PavoDive <[email protected]> writes:
> Christian Moe <[email protected]> writes:
>> Turning off activation of links inside Org comments makes those links
>> visible but unclickable. I for one often find it helpful to keep links
>
> With the change I proposed the link is displayed "normally", *and* can
> be opened with C-c C-o (org-open-at-point), though not with the mouse.
Right. I did say 'unclickable', but tbh, I simply forgot to check if
'C-c C-o' might still work.
> For me, that is interactive enough, but I realize other users may want
> to go for the mouse.
Yes, when I see a link, my reflex is still to click on it, even after
nearly two decades of Emacs use, and with a CTRL key that has taken so
much abuse it's literally only held together with Scotch tape. Sure, I
can live with keyboard-only for a corner case like a commented-out link,
but both would be better.
> I liked the idea of having the link syntax
> explicit in the comment, though.
I wouldn't mind that, personally. It would be kind of analogous to how
emphasis markers are shown in comments even when otherwise hidden.
>> I agree with Max; it would be nice to give them a text property so they
>> stand out from other comment text. Maybe you could look into that?
>
> I will have to study about text properties: my level is very basic at
> the moment, but I will read and try to familiarize with the subject.
Same here, unfortunately.
But I went and looked at the logic in org.el, more precisely, the order
in which the function org-set-font-lock-defaults sets the items of
org-font-lock-extra-keywords.
It looks like links are activated early in the sequence, and in comments
their faces are clobbered by the function
org-fontify-meta-lines-and-blocks (line 6200), which is intentionally an
override. Citations in comments follow /after/ that function, for some
reason, which explains why their fontification, uniquely, is not
overridden in comments.
Indeed, if I try simply moving the link handling down to just before
citations, links in comments are fontified normally (blue and
underlined). See the below diff.
That diff is *not* meant as a proposed patch, it's just for
illustration: I haven't tested this extensively, so I don't know what
fontification I might be messing up by changing this no doubt carefully
thought-out order. And I'm not sure normal link fontification in
comments is exactly the result I'd want.
diff --git a/lisp/org.el b/lisp/org.el
index cb36497f4..fbaa94caf 100644
--- a/lisp/org.el
+++ b/lisp/org.el
@@ -6117,13 +6117,6 @@ needs to be inserted at a specific position in the
font-lock sequence.")
'(org-fontify-drawers)
;; Diary sexps.
'("^&?%%(.*\\|<%%([^>\n]*?>" (0 'org-sexp-date t))

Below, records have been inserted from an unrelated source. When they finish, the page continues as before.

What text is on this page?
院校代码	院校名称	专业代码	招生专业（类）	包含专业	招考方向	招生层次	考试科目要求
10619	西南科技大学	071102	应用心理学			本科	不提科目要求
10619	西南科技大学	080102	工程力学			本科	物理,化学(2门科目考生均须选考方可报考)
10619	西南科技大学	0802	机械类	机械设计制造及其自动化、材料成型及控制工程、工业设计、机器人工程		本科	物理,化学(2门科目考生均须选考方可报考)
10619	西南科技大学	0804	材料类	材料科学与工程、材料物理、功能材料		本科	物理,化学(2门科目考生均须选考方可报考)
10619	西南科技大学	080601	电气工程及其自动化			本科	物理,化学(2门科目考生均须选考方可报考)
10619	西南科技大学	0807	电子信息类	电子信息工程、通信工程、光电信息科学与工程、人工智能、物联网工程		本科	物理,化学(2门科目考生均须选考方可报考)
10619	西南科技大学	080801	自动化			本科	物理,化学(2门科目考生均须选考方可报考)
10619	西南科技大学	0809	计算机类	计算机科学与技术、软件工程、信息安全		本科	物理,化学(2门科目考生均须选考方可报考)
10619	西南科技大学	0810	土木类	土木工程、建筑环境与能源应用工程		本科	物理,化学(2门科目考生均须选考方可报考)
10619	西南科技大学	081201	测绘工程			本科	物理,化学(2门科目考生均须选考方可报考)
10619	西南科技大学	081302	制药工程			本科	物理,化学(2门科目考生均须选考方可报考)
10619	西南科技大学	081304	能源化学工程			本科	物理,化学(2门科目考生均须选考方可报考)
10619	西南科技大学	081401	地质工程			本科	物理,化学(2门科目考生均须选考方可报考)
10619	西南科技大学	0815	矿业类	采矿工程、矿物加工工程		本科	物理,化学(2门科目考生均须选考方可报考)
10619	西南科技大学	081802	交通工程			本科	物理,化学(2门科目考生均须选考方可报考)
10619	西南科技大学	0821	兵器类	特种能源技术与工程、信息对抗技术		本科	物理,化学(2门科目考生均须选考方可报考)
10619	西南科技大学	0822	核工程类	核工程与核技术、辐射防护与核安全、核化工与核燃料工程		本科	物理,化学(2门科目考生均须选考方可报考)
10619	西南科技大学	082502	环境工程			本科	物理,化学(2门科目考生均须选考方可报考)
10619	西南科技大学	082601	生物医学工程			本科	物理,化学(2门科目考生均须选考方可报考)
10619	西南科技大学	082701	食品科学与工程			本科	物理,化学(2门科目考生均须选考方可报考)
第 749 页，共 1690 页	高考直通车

- ;; Link related fontification.
- '(org-activate-links) ; `org-activate-links' prepends faces
- (when (memq 'tag org-highlight-links) '(org-activate-tags (1 'org-tag
prepend)))
- (when (memq 'radio org-highlight-links) '(org-activate-target-links
(1 'org-link prepend)))
- (when (memq 'date org-highlight-links) '(org-activate-dates (0
'org-date prepend)))
- ;; `org-activate-footnote-links' prepends faces
- (when (memq 'footnote org-highlight-links)
'(org-activate-footnote-links))
;; Targets.
(list org-radio-target-regexp '(0 'org-target prepend))
(list org-target-regexp '(0 'org-target prepend))
@@ -6201,6 +6194,13 @@ needs to be inserted at a specific position in the
font-lock sequence.")
;; `org-fontify-inline-src-blocks' prepends object boundary
;; faces and overrides native faces.
'(org-fontify-inline-src-blocks)
+ ;; Link related fontification.
+ '(org-activate-links) ; `org-activate-links' prepends faces
+ (when (memq 'tag org-highlight-links) '(org-activate-tags (1 'org-tag
prepend)))
+ (when (memq 'radio org-highlight-links) '(org-activate-target-links
(1 'org-link prepend)))
+ (when (memq 'date org-highlight-links) '(org-activate-dates (0
'org-date prepend)))
+ ;; `org-activate-footnote-links' prepends faces
+ (when (memq 'footnote org-highlight-links)
'(org-activate-footnote-links))
;; Citations. When an activate processor is specified, if
;; specified, try loading it beforehand.